彼らについて [三幕]



イバラ * 満月(ミツキ)
マリの血を喰らい、生きる吸血鬼。一人称は、僕。
柔らかな淡い茶色の癖っ毛と深い紫の瞳を持つ。
家事全般が好きで、特に料理には凝っている。最近はマリと一緒に料理をする事が日々の楽しみ。その眼差しは、孫を見守るおじいちゃん。
漸くマリの傍にいる事に躊躇いを抱かなくなり、再びやたらとマリへちょっかいを出すようになった。


マリ * 叶谷 まりあ
イバラに血を喰われても、人間のまま普通に生きる女子高生。一人称は、わたし。
肩甲骨以上腰未満の長さまで黒髪を伸ばしている。前髪はぱっつん。
イバラと一緒に料理をするようになり、漸く手つきが安定してきた。
躊躇うイバラに相変わらず血を与えている。けれど、自身のことを「食糧」と言う癖は影を潜めた。
不器用なりに頑張っている様子。


サク * 
兄想いのイバラ弟。真面目故に不器用な吸血鬼。一人称は、俺。
柔らかな黒髪と淡い紫の瞳を持つ。
マリとイバラに必要以上に関わりたくないと思っていたのに、うっかりマリにまで携帯電話の連絡先を知られてしまった。
なんだかんだで面倒見が良い。マリとイバラに比べれば機械関係に強いので、何かその方面のトラブルがあると呼び出されているらしい。


アザミ * 
マリの伯母。
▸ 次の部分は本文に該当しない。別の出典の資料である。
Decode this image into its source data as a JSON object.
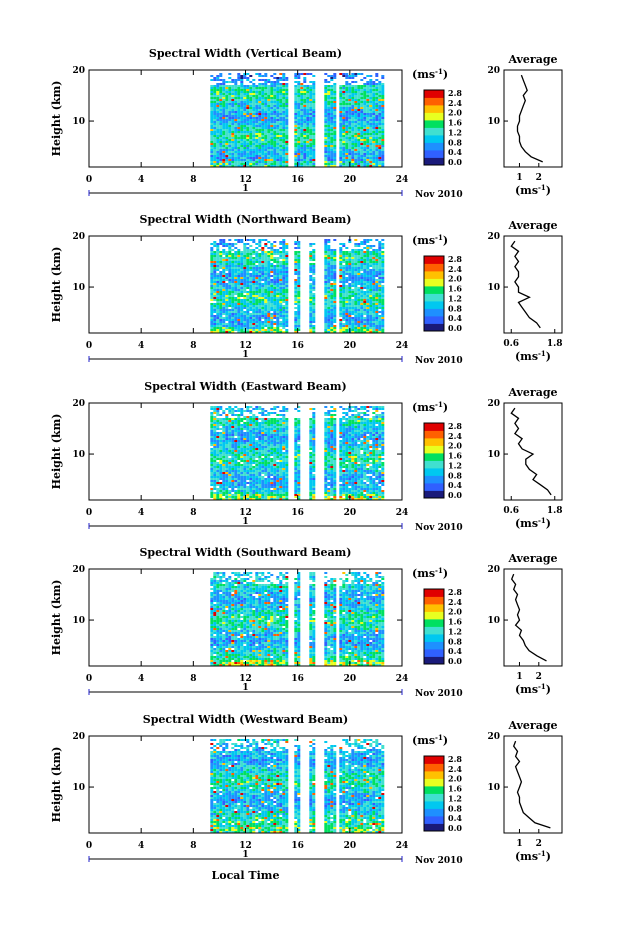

一人称は、私。
娘がいないらしく、マリを買い物に連れ出して洋服を散々買う等やらとマリを構う反面、肉親としての責任を持ち、彼女に何かあったら自分がどうにかする位の覚悟はある様子。
イバラとも連絡を取り合い、彼らが平穏な生活を送れるよう取り計らっている。
マリの母親の生前は、マリ親子にあまり関わっておらず、それを後悔している様子。
常に着物を着用しているのは、茶道の師範だから。表千家。


ヒバリ *
サクの同居人。一人称は、僕。吸血鬼に血を吸われ、同族になった元人間(業界用語的には「親はサク」ないし「サクの子」となる)。
親の血を吸えば生きていけるという子の特権を行使し、人間の血を吸ったことはない。
非常に温厚な少年で、いつもにこにこしている。